Court upholds ruling rejecting FT bid for Mobinil

Theodore May
5 Min Read

CAIRO: In what has become one of the most heavily followed soap operas in the business world this year, the latest round of the Orascom Telecom (OT)- France Telecom (FT) heavyweight fight goes to the Egyptians.

An Egyptian court ruled Tuesday against FT’s appeal to overturn a ruling rejecting its bid to buy out OT’s shares in mobile telecom giant Mobinil.

Market regulators had already rejected FT’s bid to buy the Mobinil shares at LE 236 per share, as opposed to the LE 273 per share that the Egyptians have demanded. The court yesterday upheld that decision.

The Egyptian Financial Supervisory authority has rejected the bid three times, calling the price per share too low.

The court “has supported the regulator’s decision to reject the bid, deputy head of Egypt’s financial regulator Khaled Seyam told Bloomberg, immediately in the wake of the news which broke Tuesday afternoon.

The bidding war is over OT’s stake in a holding company that owns 51 percent of Mobinil.

Though the initial dispute began several years ago, the firestorm began in earnest this March when an international arbitration court sided with FT. Subsequent decisions in Egyptian courts and by Egyptian market regulators have gone in favor of OT.

A France Telecom spokesman said the firm would make a further appeal against the committee’s decision, and if this failed, it would seek international arbitration, Reuters reported.

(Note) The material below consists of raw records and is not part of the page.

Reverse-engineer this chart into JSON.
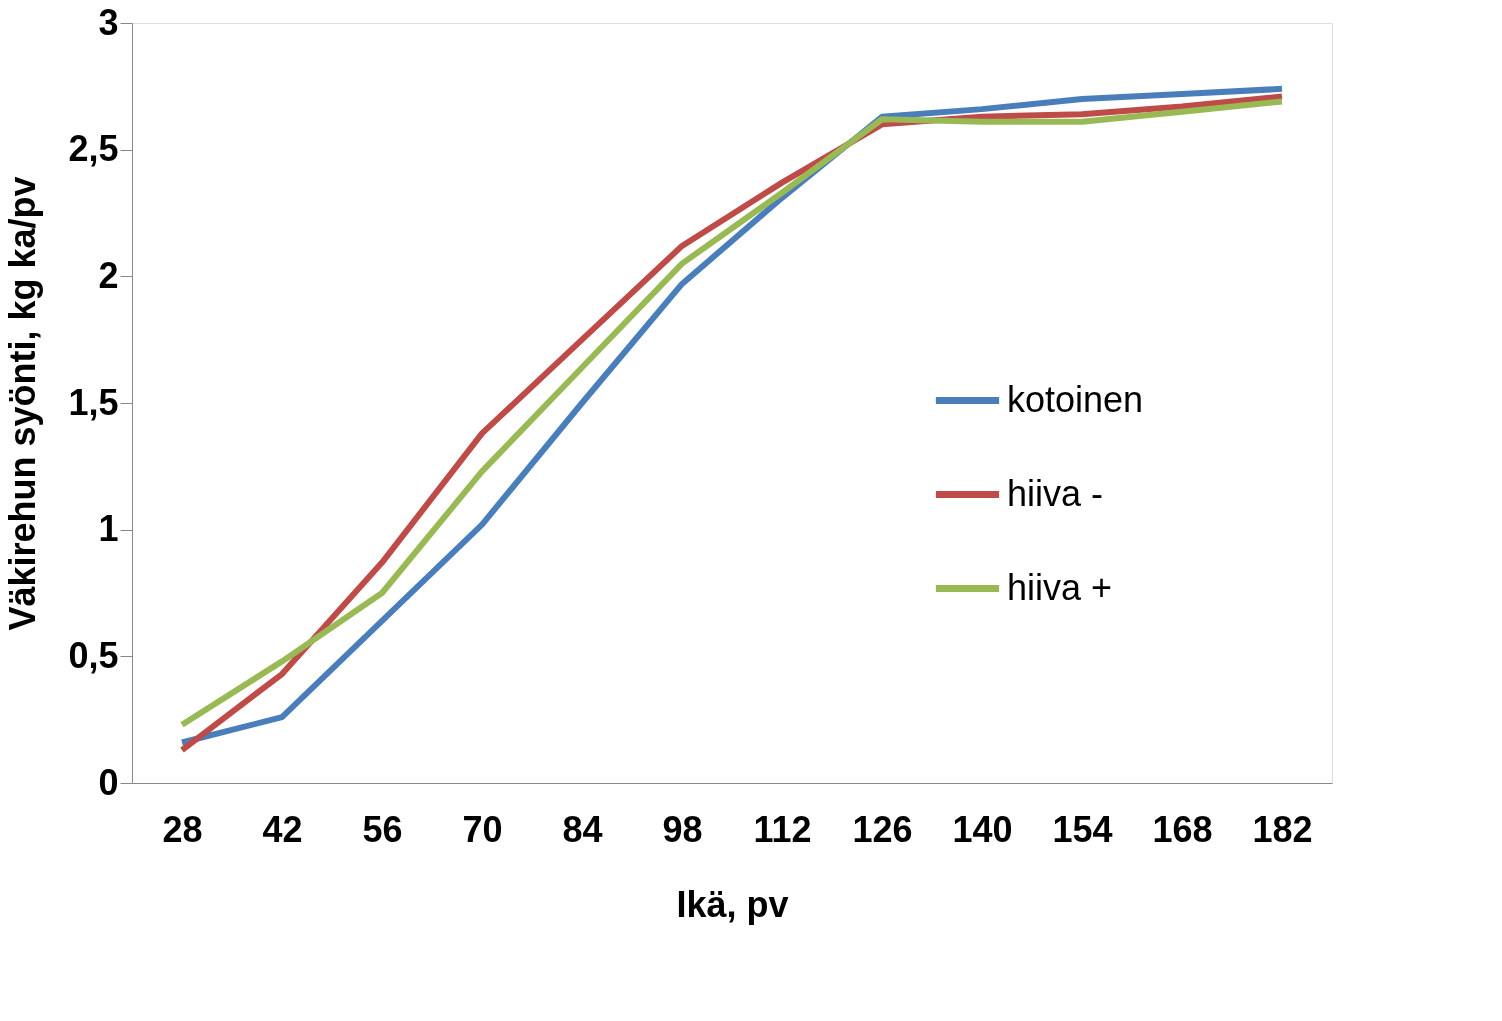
{
  "chart_data": {
    "type": "line",
    "xlabel": "Ikä, pv",
    "ylabel": "Väkirehun syönti, kg ka/pv",
    "categories": [
      "28",
      "42",
      "56",
      "70",
      "84",
      "98",
      "112",
      "126",
      "140",
      "154",
      "168",
      "182"
    ],
    "series": [
      {
        "name": "kotoinen",
        "color": "#4a7ebb",
        "values": [
          0.16,
          0.26,
          0.64,
          1.02,
          1.5,
          1.97,
          2.31,
          2.63,
          2.66,
          2.7,
          2.72,
          2.74
        ]
      },
      {
        "name": "hiiva -",
        "color": "#be4b48",
        "values": [
          0.13,
          0.43,
          0.87,
          1.38,
          1.75,
          2.12,
          2.37,
          2.6,
          2.63,
          2.64,
          2.67,
          2.71
        ]
      },
      {
        "name": "hiiva +",
        "color": "#98b954",
        "values": [
          0.23,
          0.48,
          0.75,
          1.23,
          1.64,
          2.05,
          2.33,
          2.62,
          2.61,
          2.61,
          2.65,
          2.69
        ]
      }
    ],
    "ylim": [
      0,
      3
    ],
    "yticks": [
      0,
      {
        "value": 0.5,
        "label": "0,5"
      },
      1,
      {
        "value": 1.5,
        "label": "1,5"
      },
      2,
      {
        "value": 2.5,
        "label": "2,5"
      },
      3
    ],
    "grid": false,
    "legend": "right",
    "marker": "none",
    "line_style": "solid"
  }
}
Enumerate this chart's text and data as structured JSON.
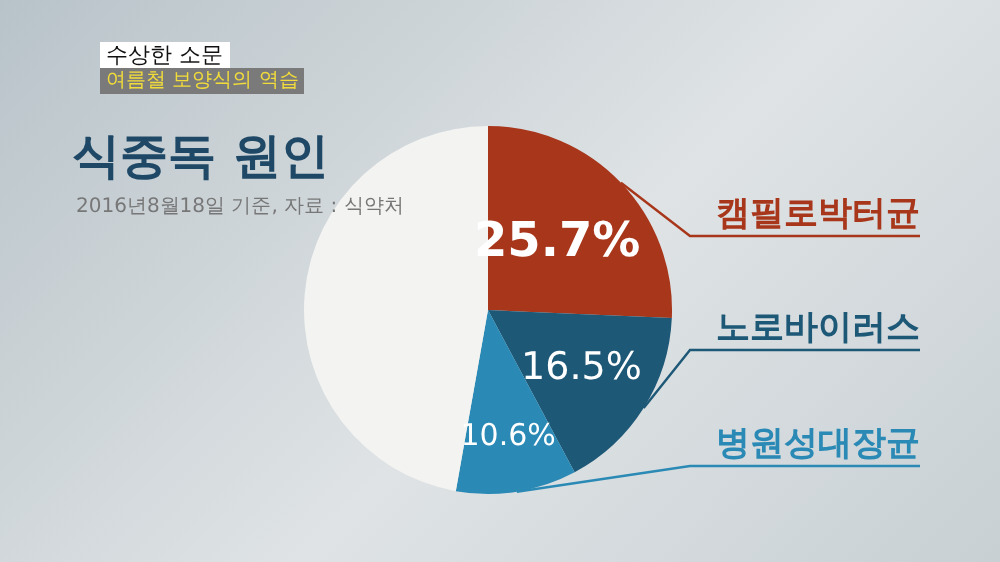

FT said it would not launch any further offers above LE 237 ($42.78) per share.

A France Telecom spokesman said the firm would make a further appeal against the committee s decision, and if this failed would seek international arbitration, Reuters reported. FT said it would not launch any further offers above LE 237 ($42.78) per share.

The decision confirms that there is a real problem in Egypt concerning the respect for international law and also for stock exchange norms applied at the main financial centers, the spokesman told Reuters.

Seyam said the committee ruled that the original rejection was based on valid legal arguments, Reuters reported. That ruling rejected the offer as it violated the principle of giving equal opportunity to all shareholders.

Even though some analysts expected that the Egyptian telecom giant may eventually sell its shares to FT, it may be more inclined to continue the fight in the wake of Mobinil’s announcement last week that second quarter earnings were up significantly.

Mobinil recorded a 26 percent jump in earnings, bringing its three month haul to LE 536 million.

“Mobinil’s half-year 2009 financial results came in line with Beltone’s estimates, in terms of the top-line and EBITDA performance, as our forecast for revenues were LE 4.905 million, 6 percent lower than the actual reported results, wrote brokerage firm Beltone Financial in a statement.

And FT could use the boost of holding a greater share in the well-performing Mobinil. The French company announced last week that its revenues for the first half of 2009 had fallen by 0.5 percent.

When OT chairman Naguib Sawiris launched efforts to block FT’s bid earlier this year, investors responded positively, seeing either outcome of the legal dispute as a victory for the firm.

Shares of OT, which traded at a low of around LE 17 per share in March, have rebounded and today trade around LE 37.

Investors saw a rejection of FT’s bid as a plus for OT because it would mean that the company could continue to haul in revenue from Mobinil, which has proved to be one of the most substantial and reliable sources of income for OT, whose operations sprawl across several continents.

If OT was forced to part with Mobinil, most investors reason, OT could use the tremendous cash haul from the sale to expand into new markets or to bolster its operations in existing ones.

But the more the current arbitration dispute drags out, the more it could begin to negatively affect all parties’ bottom lines. Sawiris said last month that the conflict had already begun to affect Mobinil.

At the mercy of Egyptian courts, FT faces a difficult decision going forward as to whether it will continue in its efforts to buy Mobinil.